Each game is a battle. Each win is regarded a victory in terms of not only a won-loss record, but in terms of progress.
For Boston College basketball coach Steve Donahue, just starting his 3rd season in attempting to turn the Eagles back into a factor in the soon to be shark infested waters of the Atlantic Coast Conference, progress comes in slow increments, many of them not even seen on the scoreboard.
The scoreboard at Conte Forum on Sunday afternoon said BC, 61, New Hampshire 59–in overtime.
This was hardly a stop the presses moment. New Hampshire is a middle of the road America East team that lost by a dozen point to Bryant University, which gave the Eagles a common bond. They also lost to Bryant this season.
Which should tell you what level that BC is at right now. They aren’t a very good ACC team.
In fact as veteran Associated Press stringer Ken Powtak, who has seen the best and worst of BC basketball over the last several years, asked, “Where would BC finish in the America East (New Hampshire) Northeast Conference (Bryant) or the Ivy League (Harvard)?
Probably not even Donahue, who spent 10 years building Cornell from an Ivy League doormat into an NCAA Sweet 16 team, would argue the point if the answer was: not at the top.
Donahue knows there will be as many false steps as steps forward. The Eagles came into Sunday’s game with losses to Bryant and Harvard still in their memory banks, but posted wins against Penn State and Auburn, which gives them an edge in the ACC-SEC-Big Ten challenge, but a deficit in the ACC-Ivy- America East showdown.
Donahue says the progress made has been slow and painful at times. “We’re really 13 months into this and I started with only one scholarship player,” said Donahue, acknowledging that his first season was played primarily with former coach Al Skinner’s players, which helped BC climb over .500 and garner an NIT bid. “”We are still a program in transition. We’re not there yet. But we are going to get better.”
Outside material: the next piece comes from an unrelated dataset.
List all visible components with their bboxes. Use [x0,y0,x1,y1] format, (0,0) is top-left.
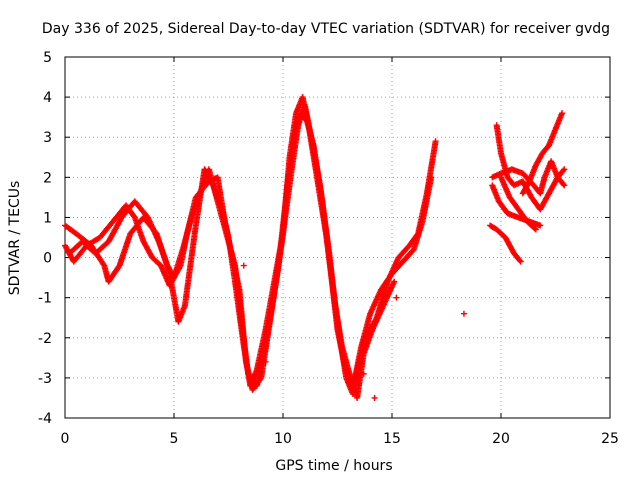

Donahue says he is much further along than he was in his third season at Cornell. “My goal at Cornell was to get competitive,”” said Donahue. “But we’re at a much higher level now.”
What is similar for Donahue is the grind of making it work. “Early on, I lost my head at Cornell,” said Donahue. “I’m not going to do that here. I know where we’ve got to be. We’re not there yet. We have to get better players and continue to develop.”
Donahue knows there will be frustration at the pace of progress. “” I don’t expect alums and fans to completely understand,” he said. “That’s not their job. I want them to know we are going to get this going, they’ll see. They will look back. and say he was on the right track. We’re ‘re very close to being competitive in this league. We don’t have enough pieces right now, but we do have the pieces that are going to make us a very good ACC team next year. I am confident of that.”
One of the pieces Donahue has is guard Alex Dragicevich, a transfer from Notre Dame who is sitting out this season, who Donahue says would be the Eagles best player if he were eligible this season
Donahue says sometimes progress is not obvious. ” I cant judge my progress on the scoreboard,” he said.
Sometimes he must send other messages, such as giving forward some bench time because of what Donahue felt was a lack of effort on the defensive end.
“I sent a message to Ryan last game,” said Donahue. “He got it.”
Yes, he did, scoring 23 points and pulling down 19 rebounds in Sunday’s win over New Hampshire as well as being very much a factor down the stretch.
The progress, says Donahue might indeed be hard to see, which means another long winter at the bottom of the ACC pack this season.
Right now they are 5-5 with their next challenge coming against the Big East I Providence College, coached by former BC assistant Ed Cooley.
After that comes a Patriot League (Holy Cross)( and Ivy League (Dartmouth) showdown.
And then the Eagles will be into their ACC schedule beginning with NC State on January 5.
Donahue says it won’t be pretty, even if some wins come. But his message is clear: Hang in there, the fight goes on and progress is being made.